Children lost about 35% of a normal school year’s worth of learning during the pandemic, study suggests

January 30, 2023

A new paper adds to the mounting evidence that school-age children across the globe experienced significant setbacks in their learning progress during the Covid-19 pandemic.

Students “lost out on about 35% of a normal school year’s worth of learning” when in-person learning stopped during the public health crisis, according to a paper published Monday in the journal Nature Human Behaviour. The school closures were intended to slow the spread of the coronavirus, but the new paper suggests that learning deficits emerged and persisted over time. The paper included data from 15 different countries.

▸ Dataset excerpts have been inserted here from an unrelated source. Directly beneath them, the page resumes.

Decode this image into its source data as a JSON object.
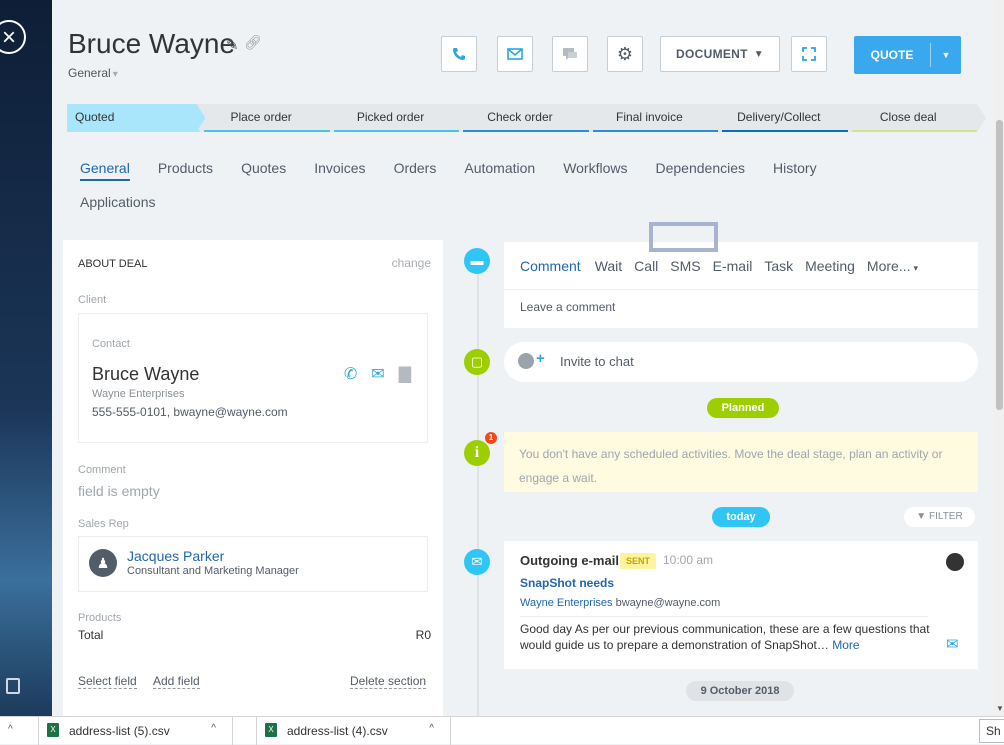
{
  "close_glyph": "×",
  "header": {
    "title": "Bruce Wayne",
    "category": "General",
    "document_label": "DOCUMENT",
    "quote_label": "QUOTE"
  },
  "stages": [
    {
      "label": "Quoted",
      "color": "#a9e6fb",
      "active": true
    },
    {
      "label": "Place order",
      "color": "#47c4ec"
    },
    {
      "label": "Picked order",
      "color": "#47c4ec"
    },
    {
      "label": "Check order",
      "color": "#2b8fd8"
    },
    {
      "label": "Final invoice",
      "color": "#2b8fd8"
    },
    {
      "label": "Delivery/Collect",
      "color": "#0d6fb8"
    },
    {
      "label": "Close deal",
      "color": "#d3e58a"
    }
  ],
  "tabs": [
    "General",
    "Products",
    "Quotes",
    "Invoices",
    "Orders",
    "Automation",
    "Workflows",
    "Dependencies",
    "History",
    "Applications"
  ],
  "about": {
    "heading": "ABOUT DEAL",
    "change": "change",
    "client_label": "Client",
    "contact_label": "Contact",
    "contact_name": "Bruce Wayne",
    "company": "Wayne Enterprises",
    "contact_info": "555-555-0101, bwayne@wayne.com",
    "comment_label": "Comment",
    "comment_value": "field is empty",
    "sales_rep_label": "Sales Rep",
    "rep_name": "Jacques Parker",
    "rep_position": "Consultant and Marketing Manager",
    "products_label": "Products",
    "total_label": "Total",
    "total_value": "R0",
    "select_field": "Select field",
    "add_field": "Add field",
    "delete_section": "Delete section"
  },
  "activity": {
    "tabs": [
      "Comment",
      "Wait",
      "Call",
      "SMS",
      "E-mail",
      "Task",
      "Meeting",
      "More..."
    ],
    "placeholder": "Leave a comment",
    "invite": "Invite to chat",
    "planned": "Planned",
    "badge_count": "1",
    "no_activity": "You don't have any scheduled activities. Move the deal stage, plan an activity or engage a wait.",
    "today": "today",
    "filter": "FILTER"
  },
  "email": {
    "title": "Outgoing e-mail",
    "status": "SENT",
    "time": "10:00 am",
    "subject": "SnapShot needs",
    "company": "Wayne Enterprises",
    "address": "bwayne@wayne.com",
    "body": "Good day  As per our previous communication, these are a few questions that would guide us to prepare a demonstration of SnapShot…",
    "more": "More"
  },
  "date_separator": "9 October 2018",
  "colors": {
    "comment_circle": "#2fc6f6",
    "chat_circle": "#9dcf00",
    "planned": "#9dcf00",
    "today": "#2fc6f6",
    "email_circle": "#2fc6f6"
  },
  "downloads": {
    "items": [
      "address-list (5).csv",
      "address-list (4).csv"
    ],
    "show_all": "Sh"
  }
}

“Schoolchildren’s learning progress slowed down substantially during the pandemic. So on average, children lost out on about one-third of what they would have usually learned in a normal school year, and these learning deficits arose quite early in the pandemic,” said Bastian Betthäuser, an author of the paper and researcher at the Sciences Po Centre for Research on Social Inequalities in France and the University of Oxford in the United Kingdom.

“Children still have not recovered the learning that they lost out on at the start of the pandemic,” he said. Also, “education inequality between children from different socioeconomic backgrounds increased during the pandemic. So the learning crisis is an equality crisis. Children from disadvantaged backgrounds were disproportionately affected by school closures.”

The researchers reviewed and analyzed data from 42 studies on learning progress during the pandemic across 15 countries: Australia, Belgium, Brazil, Colombia, Denmark, Germany, Italy, Mexico, Netherlands, South Africa, Spain, Sweden, Switzerland, the UK and the United States. The studies were published between March 2020 and August 2022. The researchers conducted an initial search for the studies in April 2021 and additional searches in February and August 2022.